The raw pyrosequencing reads were subjected to reference-based chimera filtering using UCHIME v. 7.0.1001 [41] (command uchime_ref; default parameters) with 16S reference database available at http://drive5.com/uchime/gold.fa. The non-chimeric reads were length filtered to exclude reads shorter than 500 nt. Thereafter the read numbers were rarefied by randomly sampling the lowest common read number (4246) from each sample using the Biostrings library [50] in R v. 3.1.1 [51]. The reads from paired-end Illumina MiSeq sequencing data set were treated in a similar manner, except for merging of read pairs which was performed using Usearch v. 7.0.1001 command fastq_mergepairs [52] with parameters fastq_truncqual = 4, minhsp = 9, fastq_minovlen = 10, fastq_maxdiffs = 3 and fastq_minmergelen = 440. The quality filtering of the merged read pairs was done with Usearch fastq_filter with parameters fastq_truncqual = 10 and fastq_maxee = 0.75. The merged and filtered Illumina reads were rarefied to 13,303 reads per sample.

HMP data analysis

16S data of 192 Human Microbiome Project fecal samples were obtained from Sequence Read Archive (http://sra.dnanexus.com/). The SRA sample ID codes are given in Additional file 7. The data were preprocessed as described above, except for using minimum sequence length cutoff of 400 nt and rarefaction cutoff of 4000 reads. The data were analysed in Qiime v. 1.9 with default parameter settings. The data were taxonomically assigned by Uclust and Greengenes v.13_8, and by HITdb and RDP classifier in Qiime.
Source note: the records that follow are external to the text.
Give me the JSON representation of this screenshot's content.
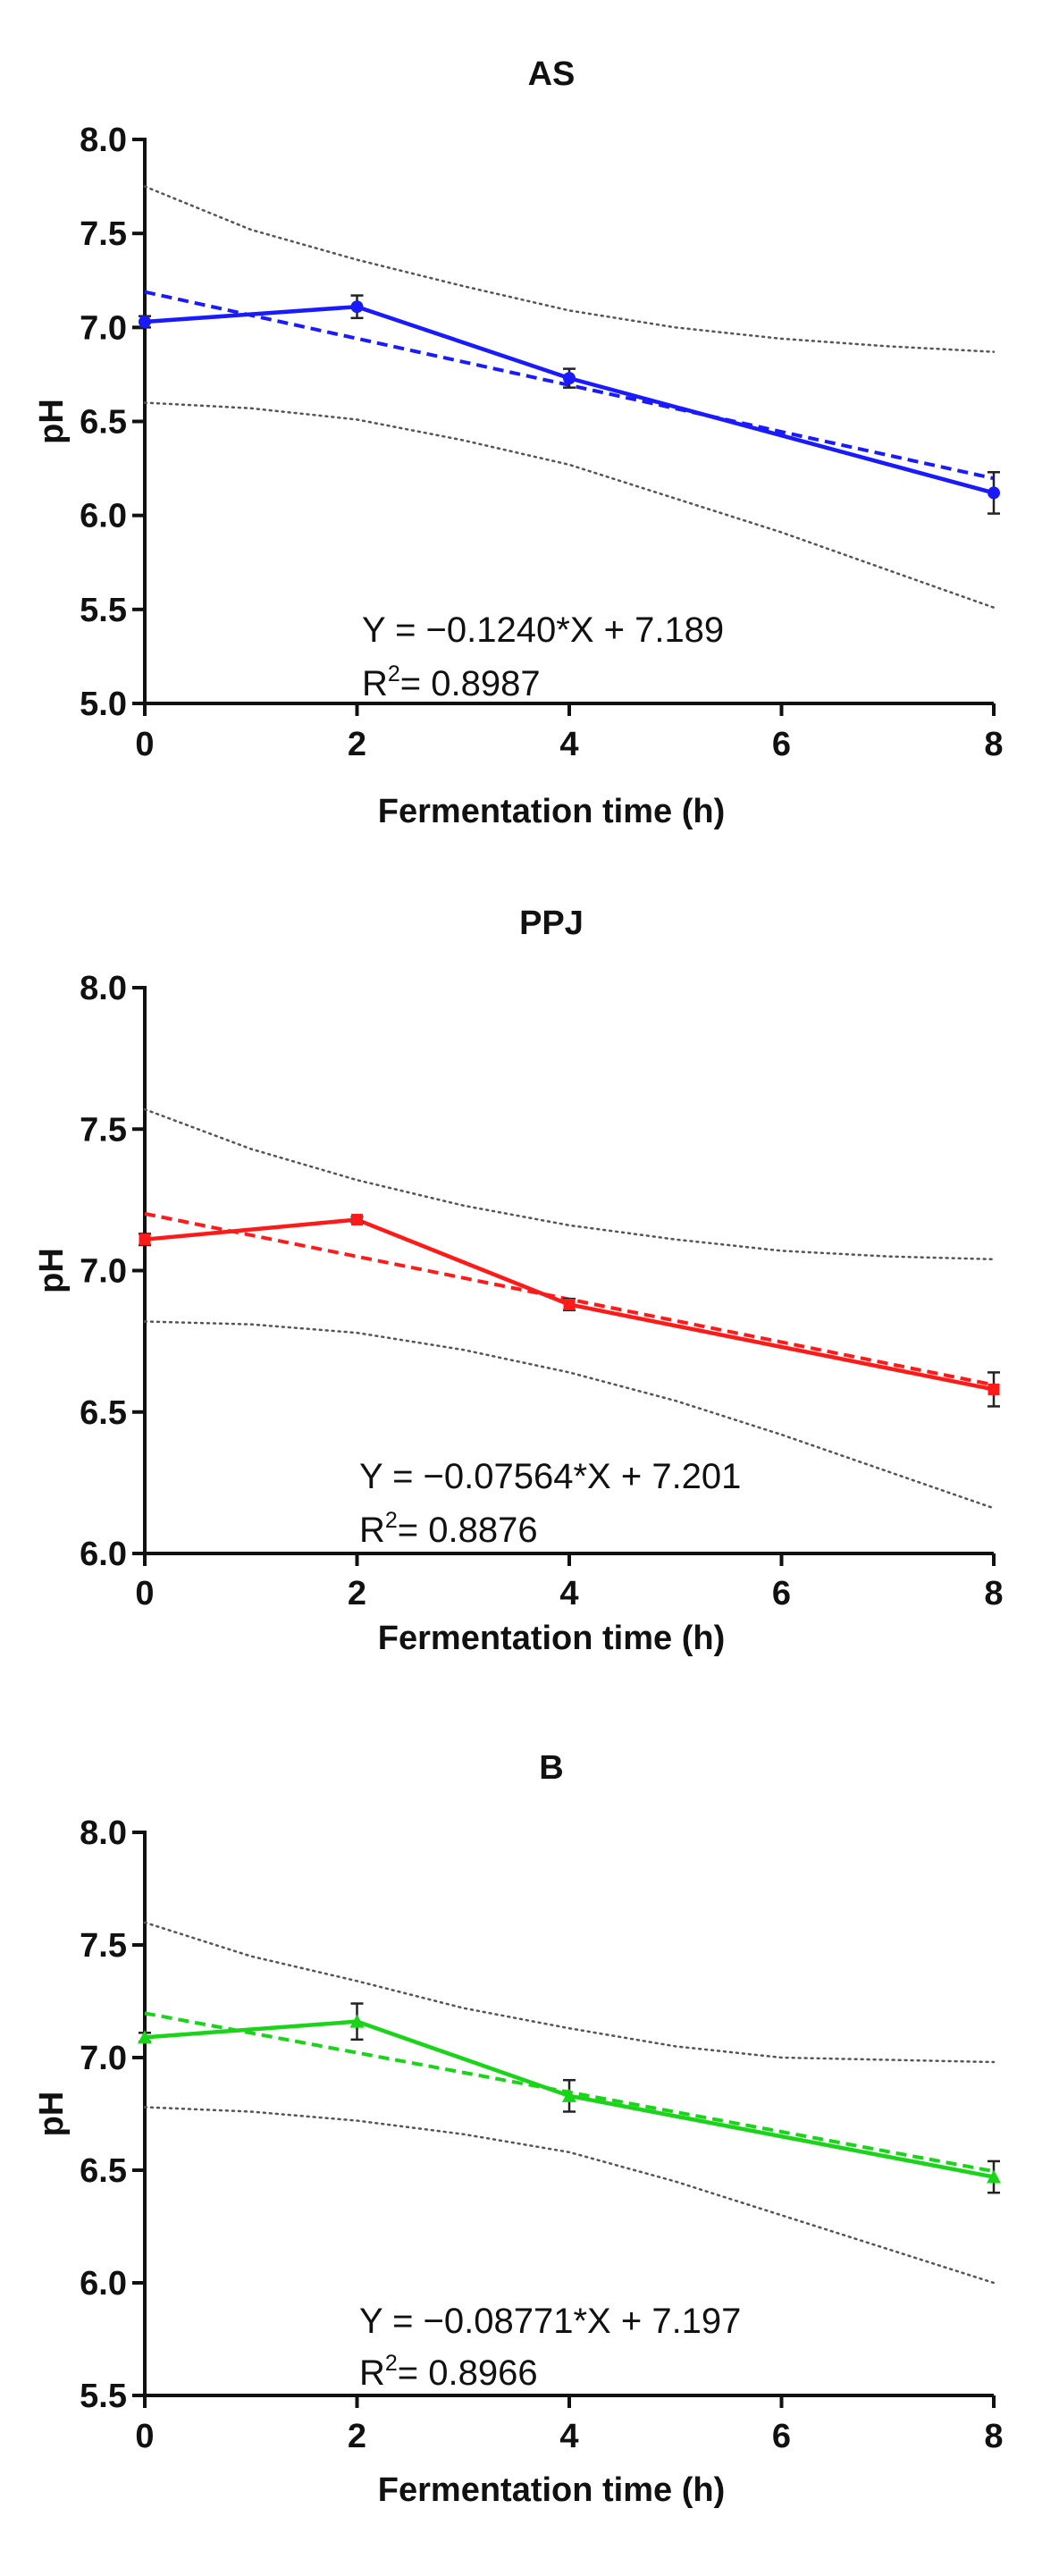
{
  "chart_data": [
    {
      "type": "line",
      "title": "AS",
      "xlabel": "Fermentation time (h)",
      "ylabel": "pH",
      "xlim": [
        0,
        8
      ],
      "ylim": [
        5.0,
        8.0
      ],
      "x_ticks": [
        "0",
        "2",
        "4",
        "6",
        "8"
      ],
      "y_ticks": [
        "5.0",
        "5.5",
        "6.0",
        "6.5",
        "7.0",
        "7.5",
        "8.0"
      ],
      "color": "#1a1aff",
      "marker": "circle",
      "series": [
        {
          "name": "pH",
          "x": [
            0,
            2,
            4,
            8
          ],
          "y": [
            7.03,
            7.11,
            6.73,
            6.12
          ],
          "err": [
            0.03,
            0.06,
            0.05,
            0.11
          ]
        }
      ],
      "fit": {
        "slope": -0.124,
        "intercept": 7.189
      },
      "ci_upper": [
        7.75,
        7.52,
        7.36,
        7.22,
        7.09,
        7.0,
        6.94,
        6.9,
        6.87
      ],
      "ci_lower": [
        6.6,
        6.57,
        6.51,
        6.4,
        6.27,
        6.09,
        5.91,
        5.71,
        5.51
      ],
      "equation_text": "Y = −0.1240*X + 7.189",
      "r2_prefix": "R",
      "r2_superscript": "2",
      "r2_value": "= 0.8987"
    },
    {
      "type": "line",
      "title": "PPJ",
      "xlabel": "Fermentation time (h)",
      "ylabel": "pH",
      "xlim": [
        0,
        8
      ],
      "ylim": [
        6.0,
        8.0
      ],
      "x_ticks": [
        "0",
        "2",
        "4",
        "6",
        "8"
      ],
      "y_ticks": [
        "6.0",
        "6.5",
        "7.0",
        "7.5",
        "8.0"
      ],
      "color": "#ff1a1a",
      "marker": "square",
      "series": [
        {
          "name": "pH",
          "x": [
            0,
            2,
            4,
            8
          ],
          "y": [
            7.11,
            7.18,
            6.88,
            6.58
          ],
          "err": [
            0.02,
            0.01,
            0.02,
            0.06
          ]
        }
      ],
      "fit": {
        "slope": -0.07564,
        "intercept": 7.201
      },
      "ci_upper": [
        7.57,
        7.43,
        7.32,
        7.23,
        7.16,
        7.11,
        7.07,
        7.05,
        7.04
      ],
      "ci_lower": [
        6.82,
        6.81,
        6.78,
        6.72,
        6.64,
        6.54,
        6.42,
        6.29,
        6.16
      ],
      "equation_text": "Y = −0.07564*X + 7.201",
      "r2_prefix": "R",
      "r2_superscript": "2",
      "r2_value": "= 0.8876"
    },
    {
      "type": "line",
      "title": "B",
      "xlabel": "Fermentation time (h)",
      "ylabel": "pH",
      "xlim": [
        0,
        8
      ],
      "ylim": [
        5.5,
        8.0
      ],
      "x_ticks": [
        "0",
        "2",
        "4",
        "6",
        "8"
      ],
      "y_ticks": [
        "5.5",
        "6.0",
        "6.5",
        "7.0",
        "7.5",
        "8.0"
      ],
      "color": "#1ad41a",
      "marker": "triangle",
      "series": [
        {
          "name": "pH",
          "x": [
            0,
            2,
            4,
            8
          ],
          "y": [
            7.09,
            7.16,
            6.83,
            6.47
          ],
          "err": [
            0.02,
            0.08,
            0.07,
            0.07
          ]
        }
      ],
      "fit": {
        "slope": -0.08771,
        "intercept": 7.197
      },
      "ci_upper": [
        7.6,
        7.45,
        7.34,
        7.22,
        7.13,
        7.05,
        7.0,
        6.99,
        6.98
      ],
      "ci_lower": [
        6.78,
        6.76,
        6.72,
        6.66,
        6.58,
        6.45,
        6.3,
        6.15,
        6.0
      ],
      "equation_text": "Y = −0.08771*X + 7.197",
      "r2_prefix": "R",
      "r2_superscript": "2",
      "r2_value": "= 0.8966"
    }
  ]
}
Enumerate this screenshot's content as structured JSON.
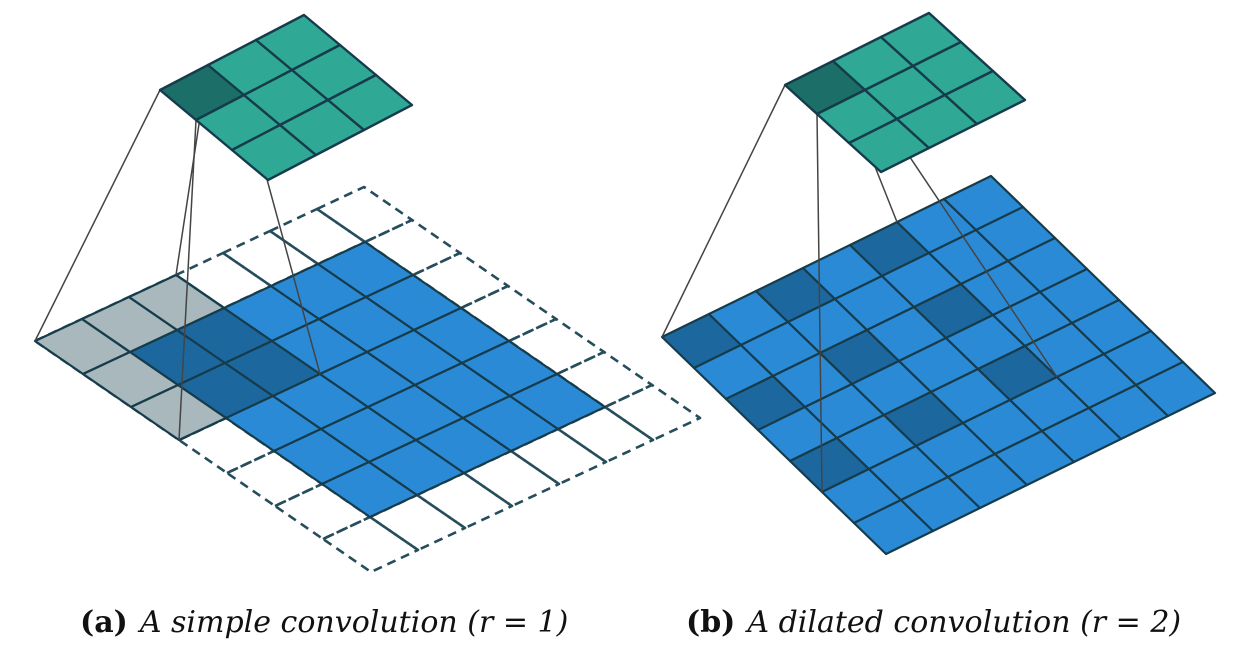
{
  "colors": {
    "background": "#ffffff",
    "output_fill": "#2fa896",
    "output_highlight": "#1b6f68",
    "input_fill": "#2b8ad6",
    "input_highlight": "#1d679f",
    "padding_dashed_stroke": "#264d5c",
    "kernel_overhang_fill": "#9fb0b5",
    "grid_stroke": "#163c4c",
    "projection_line": "#444444"
  },
  "panels": [
    {
      "id": "a",
      "label": "(a)",
      "caption": "A simple convolution (r = 1)",
      "output_grid": {
        "rows": 3,
        "cols": 3,
        "highlighted_cells": [
          [
            0,
            0
          ]
        ]
      },
      "input_grid": {
        "rows": 5,
        "cols": 5,
        "padding": 1,
        "padding_style": "dashed"
      },
      "kernel": {
        "size": 3,
        "dilation": 1
      }
    },
    {
      "id": "b",
      "label": "(b)",
      "caption": "A dilated convolution (r = 2)",
      "output_grid": {
        "rows": 3,
        "cols": 3,
        "highlighted_cells": [
          [
            0,
            0
          ]
        ]
      },
      "input_grid": {
        "rows": 7,
        "cols": 7,
        "padding": 0,
        "padding_style": "none"
      },
      "kernel": {
        "size": 3,
        "dilation": 2
      }
    }
  ]
}
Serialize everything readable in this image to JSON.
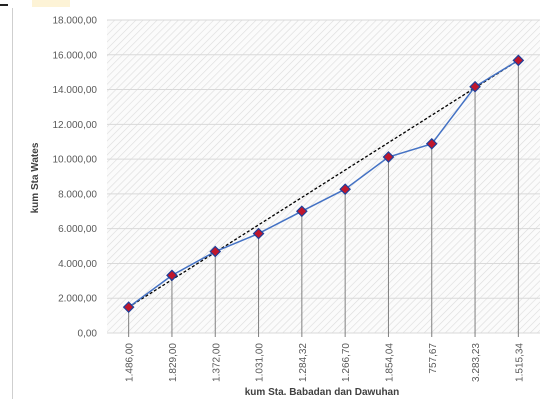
{
  "chart_data": {
    "type": "line",
    "xlabel": "kum Sta. Babadan dan Dawuhan",
    "ylabel": "kum Sta Wates",
    "categories": [
      "1.486,00",
      "1.829,00",
      "1.372,00",
      "1.031,00",
      "1.284,32",
      "1.266,70",
      "1.854,04",
      "757,67",
      "3.283,23",
      "1.515,34"
    ],
    "series": [
      {
        "values": [
          1486.0,
          3315.0,
          4687.0,
          5718.0,
          7002.32,
          8269.02,
          10123.06,
          10880.73,
          14163.96,
          15679.3
        ],
        "color": "#4472c4",
        "marker_fill": "#c0172c",
        "marker_edge": "#1f3f99"
      }
    ],
    "trendline": {
      "style": "dashed",
      "color": "#000000",
      "from": 1486.0,
      "to": 15679.3
    },
    "ylim": [
      0,
      18000
    ],
    "yticks": [
      "0,00",
      "2.000,00",
      "4.000,00",
      "6.000,00",
      "8.000,00",
      "10.000,00",
      "12.000,00",
      "14.000,00",
      "16.000,00",
      "18.000,00"
    ],
    "grid": true,
    "drop_lines": true,
    "plot_background": "hatched",
    "legend": "none"
  }
}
Metagenomic, taxonomically profiled data from HMP were obtained from HMSMCP - Shotgun MetaPHlAn Community Profiling (http://www.hmpdacc.org/HMSMCP/). The samples with the same SRS codes as in 16S HMP data were selected for taxonomic comparison. For HITdb, OTUs were excluded from comparative analysis at species level to make comparisons equal.

Statistical methods

In order to estimate completeness of sequence data used to define the HITdb OTUs, sampling from multinomial distribution was performed. The number of sequences binned to each species-like cluster constituted the event probabilities of the multinomial model. For each draw from the multinomial, an OTU was accepted to be present if at least two reads were binned to it. The number of OTUs was calculated from 5000 draws. The sample size was varied starting from the number of all sequences (531,442) to lower numbers at a decrement of 10,000, and the mean number of OTUs over 5000 draws was calculated for each sampling. Quantiles for OTU numbers in each sample of 5000 draws was calculated for probabilities 0.95 and 0.05.

To estimate the sampling distribution of numbers of assigned taxa in synthetic reads data, the results of taxonomic assignment were bootstrapped 1000 times for each taxonomic level and employed database/assignment algorithm combination at that level. The proportion of present vs. absent taxa was calculated for each bootstrap sampling iteration.

To compare absolute and relative numbers of assigned taxa between databases in 454 and Illumina sequencing data sets, paired two-way Wilcoxon signed rank test was performed. All analyses were performed in R software v. 3.1.1 [51].

Availability of supporting data

HITdb is available in GitHub at https://github.com/microbiome/HITdb.git.

For direct download, use https://github.com/microbiome/HITdb/archive/master.zip.

The contained README file provides instructions and other information.